Yes, Andreas, deep and interesting question. And I think that we are most interested right now in the pulmonary fibrosis segment in terms of outside investment. It's not to say that, we don't have continued interest in the PH segment. But the PH segment is, by I think almost anybody's estimation, a pretty crowded marketplace at this point in time. And by reflection, when we started the company, there was no oral treatment approved for PH as well. There was no inhaled treatment approved for PH. In fact, all of that was really available was parenteral flow land.

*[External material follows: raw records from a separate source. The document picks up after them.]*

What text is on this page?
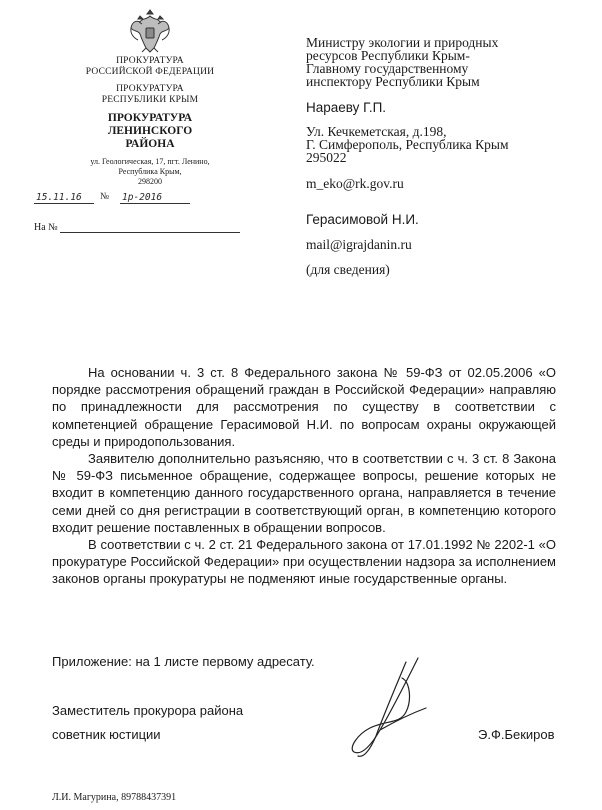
ПРОКУРАТУРА
РОССИЙСКОЙ ФЕДЕРАЦИИ
ПРОКУРАТУРА
РЕСПУБЛИКИ КРЫМ
ПРОКУРАТУРА
ЛЕНИНСКОГО
РАЙОНА
ул. Геологическая, 17, пгт. Ленино,
Республика Крым,
298200
15.11.16	№ 1р-2016
На №
Министру экологии и природных
ресурсов Республики Крым-
Главному государственному
инспектору Республики Крым
Нараеву Г.П.
Ул. Кечкеметская, д.198,
Г. Симферополь, Республика Крым
295022
m_eko@rk.gov.ru
Герасимовой Н.И.
mail@igrajdanin.ru
(для сведения)

На основании ч. 3 ст. 8 Федерального закона № 59-ФЗ от 02.05.2006 «О порядке рассмотрения обращений граждан в Российской Федерации» направляю по принадлежности для рассмотрения по существу в соответствии с компетенцией обращение Герасимовой Н.И. по вопросам охраны окружающей среды и природопользования.

Заявителю дополнительно разъясняю, что в соответствии с ч. 3 ст. 8 Закона № 59-ФЗ письменное обращение, содержащее вопросы, решение которых не входит в компетенцию данного государственного органа, направляется в течение семи дней со дня регистрации в соответствующий орган, в компетенцию которого входит решение поставленных в обращении вопросов.

В соответствии с ч. 2 ст. 21 Федерального закона от 17.01.1992 № 2202-1 «О прокуратуре Российской Федерации» при осуществлении надзора за исполнением законов органы прокуратуры не подменяют иные государственные органы.

Приложение: на 1 листе первому адресату.
Заместитель прокурора района
советник юстиции	Э.Ф.Бекиров
Л.И. Магурина, 89788437391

And if you compare that, situation with the situation today, I honestly have lost track of how many different drugs and versions of drugs and generic versions of drugs there are, but it's certainly over a dozen. So PH is a very crowded marketplace. Despite that crowding, there seems to be continued synergy amongst certain drugs in that crowded field. For example, the PDE5 inhibitor Adcirca which can be taken once daily is something which is often used in combination with several of the other drugs less often but still frequently an ETRA such as ambrisentan can be used in combination with the other drugs. And increasingly now our own Orenitram is used in combination with those other two kind of, I don't want to say weaker, but I'd say non-treprostinil strength drugs. So this kind of combination phenomena means that even though the market is very crowded, there always is still great opportunity for a new drug in terms of being used as combination therapy. And that certainly as Mike Benkowitz mentioned in his discussion of ralinepag that's our expectation in ralinepag that will be used in combination. Thanks for the congrats. But one thing that, maybe didn't get enough highlighting…

Operator

Operator

This concludes our question-and-answer session. I would like to turn it back over to Martine for closing remarks.

Martine Rothblatt

Analyst

Thank you for participating in today's United Therapeutics Corporation earnings webcast. A rebroadcast of this webcast will be available for replay for one week by visiting the Events & Presentations section of the United Therapeutics Investor Relations website at ir.unither.com.